Scott revealed the hiring plans during a ceremony celebrating the opening of Verizon’s new $50 million, 220,000 square-foot finance center in Lake Mary.
Pointing to Verizon’s “growing commitment in Central Florida,” Scott called the expansion a way for Floridians “to find a meaningful job with a great company.”
Verizon chief financial officer Fran Shammo thanked both Scott and his agencies for support in the project, adding the work by local and state economic groups has been “top notch.”
“This state-of-the-art building further represents our commitment to creating and offering good jobs in an industry-leading company with a first-class environment,” Shammo added.
In a statement issued by the governor’s office, Verizon joins many of the nation’s leading financial and professional services companies who have established a significant presence in Florida “to take advantage of its global connectivity, experienced workforce, and favorable business climate.”
Verizon’s proposal came about through several relationships at the local and state levels, including efforts by Enterprise Florida, Inc., Seminole County, the Orlando Economic Development Commission, CareerSource Florida and the Florida Department of Economic Opportunity.

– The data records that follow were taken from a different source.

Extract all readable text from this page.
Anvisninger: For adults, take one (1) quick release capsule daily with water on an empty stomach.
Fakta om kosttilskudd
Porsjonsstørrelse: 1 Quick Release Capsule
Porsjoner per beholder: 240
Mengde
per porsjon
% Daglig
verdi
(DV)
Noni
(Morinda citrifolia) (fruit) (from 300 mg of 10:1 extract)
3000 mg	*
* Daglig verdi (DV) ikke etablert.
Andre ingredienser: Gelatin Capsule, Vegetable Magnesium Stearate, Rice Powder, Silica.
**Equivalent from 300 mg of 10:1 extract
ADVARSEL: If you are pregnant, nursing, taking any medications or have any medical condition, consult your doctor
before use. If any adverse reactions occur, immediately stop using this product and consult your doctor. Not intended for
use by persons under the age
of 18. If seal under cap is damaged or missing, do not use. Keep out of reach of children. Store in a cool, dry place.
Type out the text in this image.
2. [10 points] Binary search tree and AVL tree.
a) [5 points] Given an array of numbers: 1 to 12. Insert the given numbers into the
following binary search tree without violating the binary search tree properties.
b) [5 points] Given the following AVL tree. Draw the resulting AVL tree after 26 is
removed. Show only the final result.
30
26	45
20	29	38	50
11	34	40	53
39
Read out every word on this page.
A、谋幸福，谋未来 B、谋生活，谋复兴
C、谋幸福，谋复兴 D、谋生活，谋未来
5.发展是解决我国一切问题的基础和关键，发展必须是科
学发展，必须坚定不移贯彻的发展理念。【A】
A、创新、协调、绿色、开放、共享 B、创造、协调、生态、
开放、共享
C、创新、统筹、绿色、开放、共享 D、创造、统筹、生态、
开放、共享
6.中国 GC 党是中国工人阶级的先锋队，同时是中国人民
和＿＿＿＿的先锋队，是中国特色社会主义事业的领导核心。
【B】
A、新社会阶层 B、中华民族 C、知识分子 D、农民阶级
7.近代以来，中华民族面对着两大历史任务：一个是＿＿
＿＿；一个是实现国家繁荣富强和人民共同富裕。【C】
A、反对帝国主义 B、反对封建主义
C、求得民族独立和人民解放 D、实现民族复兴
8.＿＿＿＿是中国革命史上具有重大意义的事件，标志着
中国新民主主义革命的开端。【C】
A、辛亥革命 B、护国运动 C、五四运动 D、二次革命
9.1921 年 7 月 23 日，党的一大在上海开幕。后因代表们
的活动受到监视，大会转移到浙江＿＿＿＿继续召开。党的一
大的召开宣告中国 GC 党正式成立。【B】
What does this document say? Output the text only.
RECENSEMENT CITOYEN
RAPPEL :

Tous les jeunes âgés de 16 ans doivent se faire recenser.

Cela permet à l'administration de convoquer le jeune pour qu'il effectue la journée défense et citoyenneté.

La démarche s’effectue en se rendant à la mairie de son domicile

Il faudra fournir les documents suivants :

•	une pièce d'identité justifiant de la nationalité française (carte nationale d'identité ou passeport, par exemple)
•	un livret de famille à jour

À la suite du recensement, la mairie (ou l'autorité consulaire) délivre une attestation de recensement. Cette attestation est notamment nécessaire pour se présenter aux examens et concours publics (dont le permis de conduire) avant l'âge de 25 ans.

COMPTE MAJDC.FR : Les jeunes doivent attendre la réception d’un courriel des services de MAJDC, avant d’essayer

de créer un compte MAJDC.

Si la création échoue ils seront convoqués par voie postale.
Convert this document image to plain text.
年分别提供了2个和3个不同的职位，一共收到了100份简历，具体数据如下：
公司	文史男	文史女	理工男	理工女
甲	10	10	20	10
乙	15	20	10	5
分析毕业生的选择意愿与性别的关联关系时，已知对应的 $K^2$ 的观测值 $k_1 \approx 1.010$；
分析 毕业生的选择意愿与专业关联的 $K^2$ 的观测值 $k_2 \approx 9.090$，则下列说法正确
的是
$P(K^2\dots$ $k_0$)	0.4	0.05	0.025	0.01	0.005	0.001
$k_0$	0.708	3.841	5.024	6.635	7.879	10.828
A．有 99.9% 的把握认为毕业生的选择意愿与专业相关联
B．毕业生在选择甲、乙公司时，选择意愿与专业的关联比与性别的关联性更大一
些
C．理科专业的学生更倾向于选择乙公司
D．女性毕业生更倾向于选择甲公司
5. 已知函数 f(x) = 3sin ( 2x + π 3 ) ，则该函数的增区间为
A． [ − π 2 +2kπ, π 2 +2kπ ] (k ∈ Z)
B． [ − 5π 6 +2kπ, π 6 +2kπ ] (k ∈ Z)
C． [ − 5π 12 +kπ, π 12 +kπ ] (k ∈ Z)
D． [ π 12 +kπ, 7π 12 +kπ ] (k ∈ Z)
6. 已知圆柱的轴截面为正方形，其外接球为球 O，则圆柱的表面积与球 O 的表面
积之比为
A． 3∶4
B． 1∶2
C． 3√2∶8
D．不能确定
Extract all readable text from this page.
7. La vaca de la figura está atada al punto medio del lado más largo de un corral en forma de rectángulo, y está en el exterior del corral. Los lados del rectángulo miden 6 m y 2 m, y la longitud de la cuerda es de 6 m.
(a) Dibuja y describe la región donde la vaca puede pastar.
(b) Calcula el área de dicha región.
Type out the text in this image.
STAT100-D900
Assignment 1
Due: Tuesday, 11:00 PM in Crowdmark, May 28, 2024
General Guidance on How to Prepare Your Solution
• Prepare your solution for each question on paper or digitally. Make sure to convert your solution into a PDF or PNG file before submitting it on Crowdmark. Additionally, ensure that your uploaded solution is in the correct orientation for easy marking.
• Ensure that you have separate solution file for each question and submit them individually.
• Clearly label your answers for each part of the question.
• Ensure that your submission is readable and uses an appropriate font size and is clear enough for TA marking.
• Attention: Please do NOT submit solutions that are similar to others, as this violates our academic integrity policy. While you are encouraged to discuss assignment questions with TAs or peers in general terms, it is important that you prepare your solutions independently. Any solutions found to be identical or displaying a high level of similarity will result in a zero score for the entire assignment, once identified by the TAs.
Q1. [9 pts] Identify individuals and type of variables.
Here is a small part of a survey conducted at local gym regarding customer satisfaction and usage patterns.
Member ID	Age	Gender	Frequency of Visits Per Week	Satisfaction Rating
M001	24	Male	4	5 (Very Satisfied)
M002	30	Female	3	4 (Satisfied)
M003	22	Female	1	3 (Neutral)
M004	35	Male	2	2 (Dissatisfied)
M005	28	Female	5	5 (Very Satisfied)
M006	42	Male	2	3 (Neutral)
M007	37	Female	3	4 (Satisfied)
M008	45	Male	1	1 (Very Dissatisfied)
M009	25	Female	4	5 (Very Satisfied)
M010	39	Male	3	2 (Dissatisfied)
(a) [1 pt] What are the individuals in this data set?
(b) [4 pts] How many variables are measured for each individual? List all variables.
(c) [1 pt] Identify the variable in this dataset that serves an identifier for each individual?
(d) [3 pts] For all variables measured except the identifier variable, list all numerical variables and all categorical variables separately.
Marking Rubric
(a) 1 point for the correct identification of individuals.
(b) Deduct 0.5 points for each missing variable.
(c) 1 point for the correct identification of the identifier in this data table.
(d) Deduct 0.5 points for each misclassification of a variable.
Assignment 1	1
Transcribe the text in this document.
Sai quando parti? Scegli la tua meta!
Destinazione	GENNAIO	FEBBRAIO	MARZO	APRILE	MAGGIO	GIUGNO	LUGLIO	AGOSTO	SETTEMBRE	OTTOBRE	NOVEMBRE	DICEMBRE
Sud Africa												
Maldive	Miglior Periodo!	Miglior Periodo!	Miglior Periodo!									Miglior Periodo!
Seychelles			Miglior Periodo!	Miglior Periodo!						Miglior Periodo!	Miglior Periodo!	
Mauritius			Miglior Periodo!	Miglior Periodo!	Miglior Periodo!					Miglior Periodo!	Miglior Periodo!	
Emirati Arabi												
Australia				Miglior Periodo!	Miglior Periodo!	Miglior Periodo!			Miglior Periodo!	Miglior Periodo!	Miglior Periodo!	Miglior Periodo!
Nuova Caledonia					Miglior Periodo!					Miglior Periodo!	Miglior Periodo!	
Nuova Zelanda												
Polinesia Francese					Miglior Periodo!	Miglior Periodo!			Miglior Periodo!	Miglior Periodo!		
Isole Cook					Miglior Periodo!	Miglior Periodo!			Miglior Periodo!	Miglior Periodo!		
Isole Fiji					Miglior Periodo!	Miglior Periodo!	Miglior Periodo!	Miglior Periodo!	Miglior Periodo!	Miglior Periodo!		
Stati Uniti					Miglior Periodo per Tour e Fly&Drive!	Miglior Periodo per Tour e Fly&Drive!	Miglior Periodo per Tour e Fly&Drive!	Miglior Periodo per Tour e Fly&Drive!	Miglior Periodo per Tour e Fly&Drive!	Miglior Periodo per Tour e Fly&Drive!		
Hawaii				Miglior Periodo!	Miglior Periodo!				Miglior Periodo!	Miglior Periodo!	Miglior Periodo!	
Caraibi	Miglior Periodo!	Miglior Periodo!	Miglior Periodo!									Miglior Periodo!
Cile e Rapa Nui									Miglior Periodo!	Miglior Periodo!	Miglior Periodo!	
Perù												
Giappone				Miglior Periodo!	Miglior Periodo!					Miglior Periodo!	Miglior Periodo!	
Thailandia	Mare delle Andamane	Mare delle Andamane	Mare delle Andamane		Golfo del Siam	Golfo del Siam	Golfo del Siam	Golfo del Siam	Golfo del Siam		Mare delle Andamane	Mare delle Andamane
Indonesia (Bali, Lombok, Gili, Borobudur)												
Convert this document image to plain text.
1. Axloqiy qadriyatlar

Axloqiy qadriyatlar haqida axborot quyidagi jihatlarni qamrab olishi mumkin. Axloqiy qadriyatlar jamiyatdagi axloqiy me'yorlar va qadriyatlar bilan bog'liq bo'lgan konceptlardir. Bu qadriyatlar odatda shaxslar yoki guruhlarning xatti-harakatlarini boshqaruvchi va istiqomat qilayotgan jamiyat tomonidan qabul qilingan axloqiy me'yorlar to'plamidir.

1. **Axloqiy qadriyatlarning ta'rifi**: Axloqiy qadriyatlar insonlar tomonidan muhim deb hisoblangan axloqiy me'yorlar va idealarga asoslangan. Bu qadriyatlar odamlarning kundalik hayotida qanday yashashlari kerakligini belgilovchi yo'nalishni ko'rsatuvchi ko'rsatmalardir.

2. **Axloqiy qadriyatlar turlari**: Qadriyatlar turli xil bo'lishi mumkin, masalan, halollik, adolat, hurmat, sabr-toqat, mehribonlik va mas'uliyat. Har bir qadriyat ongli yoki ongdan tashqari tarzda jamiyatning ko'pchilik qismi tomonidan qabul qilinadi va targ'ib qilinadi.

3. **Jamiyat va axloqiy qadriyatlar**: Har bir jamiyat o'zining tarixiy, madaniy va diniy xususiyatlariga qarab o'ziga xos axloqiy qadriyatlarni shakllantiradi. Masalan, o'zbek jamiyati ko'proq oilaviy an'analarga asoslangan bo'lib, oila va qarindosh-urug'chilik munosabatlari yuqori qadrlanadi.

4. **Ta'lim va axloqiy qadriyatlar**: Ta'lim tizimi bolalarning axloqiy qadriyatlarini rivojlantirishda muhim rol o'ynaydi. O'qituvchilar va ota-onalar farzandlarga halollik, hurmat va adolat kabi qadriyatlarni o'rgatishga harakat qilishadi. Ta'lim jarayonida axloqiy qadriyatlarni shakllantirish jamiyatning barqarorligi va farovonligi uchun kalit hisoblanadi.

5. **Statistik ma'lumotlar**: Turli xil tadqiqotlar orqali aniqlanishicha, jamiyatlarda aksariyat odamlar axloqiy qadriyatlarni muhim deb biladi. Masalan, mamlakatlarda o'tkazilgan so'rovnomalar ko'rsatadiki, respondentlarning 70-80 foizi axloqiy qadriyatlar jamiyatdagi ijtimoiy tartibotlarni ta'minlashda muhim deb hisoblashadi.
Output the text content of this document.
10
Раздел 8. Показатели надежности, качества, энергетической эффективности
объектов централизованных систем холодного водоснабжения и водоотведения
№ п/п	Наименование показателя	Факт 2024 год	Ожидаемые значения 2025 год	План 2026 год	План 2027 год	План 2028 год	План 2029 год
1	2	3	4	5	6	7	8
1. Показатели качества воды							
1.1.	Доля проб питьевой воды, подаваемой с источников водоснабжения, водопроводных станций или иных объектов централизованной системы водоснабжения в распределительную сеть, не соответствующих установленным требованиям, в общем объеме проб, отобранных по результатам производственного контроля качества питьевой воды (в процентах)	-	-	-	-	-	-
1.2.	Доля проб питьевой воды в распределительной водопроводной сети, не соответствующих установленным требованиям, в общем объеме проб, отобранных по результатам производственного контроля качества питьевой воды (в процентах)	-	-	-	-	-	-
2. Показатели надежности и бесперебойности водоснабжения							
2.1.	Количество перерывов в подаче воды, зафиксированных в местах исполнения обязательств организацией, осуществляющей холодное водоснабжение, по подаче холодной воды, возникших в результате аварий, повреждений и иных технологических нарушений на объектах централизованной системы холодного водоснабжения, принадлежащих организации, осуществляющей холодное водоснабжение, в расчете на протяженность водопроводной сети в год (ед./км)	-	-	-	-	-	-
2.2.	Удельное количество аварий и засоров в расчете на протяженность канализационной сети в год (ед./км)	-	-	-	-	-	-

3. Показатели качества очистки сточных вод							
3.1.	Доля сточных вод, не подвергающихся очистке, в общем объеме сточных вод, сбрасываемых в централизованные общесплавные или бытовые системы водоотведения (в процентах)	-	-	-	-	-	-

“Verizon’s new Financial Center is a great investment for Seminole County and a huge boost for the state,” said Enterprise Florida CEO Gray Swoope. “Thanks to industry leaders like Verizon, Florida is known as one of the top states for business and I congratulate them on the opening of their new Lake Mary campus.”
In the nearly $75 billion Florida budget, which is set to begin July 1, Scott recommended $95 million investment in economic development incentive programs to attract new industries and expand existing businesses. Scott says the foundation of his plan is flexibility to have funds available so the state can react quickly to unanticipated opportunities.